[Tutor] guess-my-number programme
Wayne Werner
waynejwerner at gmail.com
Fri Sep 23 22:28:40 CEST 2011
On Fri, Sep 23, 2011 at 2:25 PM, ADRIAN KELLY <kellyadrian at hotmail.com>wrote:
> <snip>
>
can anyone explain the *tries* part of this programme to me i know its meant
> to count the number of guesses made by the user by adding 1 but i just cant
> figure out how it does this..........can someone explain?? i.e. tries = 1,
> tries +1 etc.... cant get my head around it...
>
The concept that's confusing you here is something called order of
evaluation, or evaluation strategy:
http://en.wikipedia.org/wiki/Evaluation_strategy
The best way to understand these things is to try it out, and the
interactive interpreter is extremely handy.

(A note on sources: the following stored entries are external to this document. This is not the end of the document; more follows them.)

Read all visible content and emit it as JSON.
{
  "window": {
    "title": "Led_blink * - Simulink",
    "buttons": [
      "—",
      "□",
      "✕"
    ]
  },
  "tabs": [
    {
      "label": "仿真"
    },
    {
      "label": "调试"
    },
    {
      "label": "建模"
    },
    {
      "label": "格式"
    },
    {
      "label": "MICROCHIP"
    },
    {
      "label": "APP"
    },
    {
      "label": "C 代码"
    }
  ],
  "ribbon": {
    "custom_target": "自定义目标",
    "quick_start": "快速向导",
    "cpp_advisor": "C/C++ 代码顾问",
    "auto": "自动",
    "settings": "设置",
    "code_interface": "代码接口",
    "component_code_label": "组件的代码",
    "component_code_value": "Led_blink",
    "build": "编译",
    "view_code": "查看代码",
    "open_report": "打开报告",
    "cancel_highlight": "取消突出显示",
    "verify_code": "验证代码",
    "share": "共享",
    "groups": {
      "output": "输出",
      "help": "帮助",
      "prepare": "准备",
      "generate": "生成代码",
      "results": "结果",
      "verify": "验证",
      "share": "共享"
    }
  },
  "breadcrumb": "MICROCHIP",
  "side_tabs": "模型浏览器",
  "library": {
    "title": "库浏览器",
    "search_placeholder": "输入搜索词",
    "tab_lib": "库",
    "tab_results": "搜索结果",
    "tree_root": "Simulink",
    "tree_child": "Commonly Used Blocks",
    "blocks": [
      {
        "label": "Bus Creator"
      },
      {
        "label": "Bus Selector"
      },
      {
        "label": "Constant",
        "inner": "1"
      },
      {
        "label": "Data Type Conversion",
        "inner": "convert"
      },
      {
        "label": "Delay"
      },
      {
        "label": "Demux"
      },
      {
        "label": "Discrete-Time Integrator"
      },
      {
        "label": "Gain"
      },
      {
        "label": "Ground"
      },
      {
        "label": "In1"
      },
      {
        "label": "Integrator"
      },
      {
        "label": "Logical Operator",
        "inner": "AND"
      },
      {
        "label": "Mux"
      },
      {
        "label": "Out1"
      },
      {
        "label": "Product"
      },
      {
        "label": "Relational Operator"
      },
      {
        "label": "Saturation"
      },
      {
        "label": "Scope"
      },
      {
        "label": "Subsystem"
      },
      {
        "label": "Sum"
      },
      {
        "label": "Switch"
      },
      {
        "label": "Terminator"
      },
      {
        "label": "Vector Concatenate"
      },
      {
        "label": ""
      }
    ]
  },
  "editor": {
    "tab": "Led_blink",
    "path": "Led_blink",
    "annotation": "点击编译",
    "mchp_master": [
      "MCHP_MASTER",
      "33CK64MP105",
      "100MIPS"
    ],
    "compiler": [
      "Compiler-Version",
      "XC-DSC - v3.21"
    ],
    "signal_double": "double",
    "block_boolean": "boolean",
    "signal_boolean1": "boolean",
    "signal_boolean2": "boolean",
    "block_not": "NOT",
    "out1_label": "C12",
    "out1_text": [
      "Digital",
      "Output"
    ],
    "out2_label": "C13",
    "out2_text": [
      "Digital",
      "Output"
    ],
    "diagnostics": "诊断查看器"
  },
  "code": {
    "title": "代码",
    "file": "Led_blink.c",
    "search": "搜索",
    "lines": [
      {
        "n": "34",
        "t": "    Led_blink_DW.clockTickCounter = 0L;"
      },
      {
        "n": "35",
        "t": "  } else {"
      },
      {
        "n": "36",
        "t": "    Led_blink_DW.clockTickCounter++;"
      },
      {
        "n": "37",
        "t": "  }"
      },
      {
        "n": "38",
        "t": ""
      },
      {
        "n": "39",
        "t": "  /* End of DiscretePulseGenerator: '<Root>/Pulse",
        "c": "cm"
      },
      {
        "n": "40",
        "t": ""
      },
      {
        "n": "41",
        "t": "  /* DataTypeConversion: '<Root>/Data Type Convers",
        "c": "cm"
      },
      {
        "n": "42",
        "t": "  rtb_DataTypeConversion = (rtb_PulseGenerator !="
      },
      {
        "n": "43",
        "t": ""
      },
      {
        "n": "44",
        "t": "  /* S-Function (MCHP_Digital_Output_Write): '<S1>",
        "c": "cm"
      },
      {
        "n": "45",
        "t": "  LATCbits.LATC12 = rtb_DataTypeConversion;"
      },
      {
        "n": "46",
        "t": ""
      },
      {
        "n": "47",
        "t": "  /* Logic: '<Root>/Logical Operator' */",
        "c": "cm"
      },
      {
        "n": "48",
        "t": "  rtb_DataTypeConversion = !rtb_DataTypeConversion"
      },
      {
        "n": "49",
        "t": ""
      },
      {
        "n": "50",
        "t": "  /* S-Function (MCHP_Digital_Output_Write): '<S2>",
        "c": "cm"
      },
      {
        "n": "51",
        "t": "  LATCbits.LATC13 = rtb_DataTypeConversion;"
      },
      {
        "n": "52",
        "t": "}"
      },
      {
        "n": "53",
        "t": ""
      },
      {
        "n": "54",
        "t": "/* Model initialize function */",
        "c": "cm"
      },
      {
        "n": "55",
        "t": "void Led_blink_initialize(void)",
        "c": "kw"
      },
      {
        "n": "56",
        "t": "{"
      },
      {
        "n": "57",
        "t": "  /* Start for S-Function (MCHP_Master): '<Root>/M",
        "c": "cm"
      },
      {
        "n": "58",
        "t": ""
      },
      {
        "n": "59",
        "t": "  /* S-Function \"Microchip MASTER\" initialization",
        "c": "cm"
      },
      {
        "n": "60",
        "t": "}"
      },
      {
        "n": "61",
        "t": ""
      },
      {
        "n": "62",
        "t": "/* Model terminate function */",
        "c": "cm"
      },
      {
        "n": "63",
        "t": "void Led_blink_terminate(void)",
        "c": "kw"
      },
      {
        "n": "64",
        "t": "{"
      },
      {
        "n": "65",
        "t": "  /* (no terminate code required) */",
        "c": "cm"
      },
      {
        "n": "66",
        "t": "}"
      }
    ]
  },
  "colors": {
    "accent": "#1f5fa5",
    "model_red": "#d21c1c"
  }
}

I presume you understand the concept of assignment, correct? For example:
>>> tries = 1
Now tries contains 1:
>>> tries = 1
>>> tries
1
The variable 'tries' now contains the value 1 (In Python this is not
technically true, but it's useful to describe it that way).
>>> tries = 4
Now 'tries' contains 4. Of course, just like your standard algebra
variables, you can use your variables in python:
>>> tries * 4
16
>>> tries + tries
8
>>> tries / 1
4
when these expressions are /evaluated/ they produce the mathematical
expression you probably expect. But you can do more than just evaluate
expressions, you can store their results:
>>> lots_of_tries = tries * 100
>>> lots_of_tries
400
So what about the expression that confuses you?
>>> tries = tries + 1
>>> tries
5
Well, the first thing that happens when python sees the equals sign is that
the right hand side of the expression is evaluated, so python takes:
tries = tries + 1
and turns it into
tries = 4 + 1
tries = 5
So each time your program sees 'tries = tries + 1' python evaluates the
right side first, then assigns its value to the variable on the left.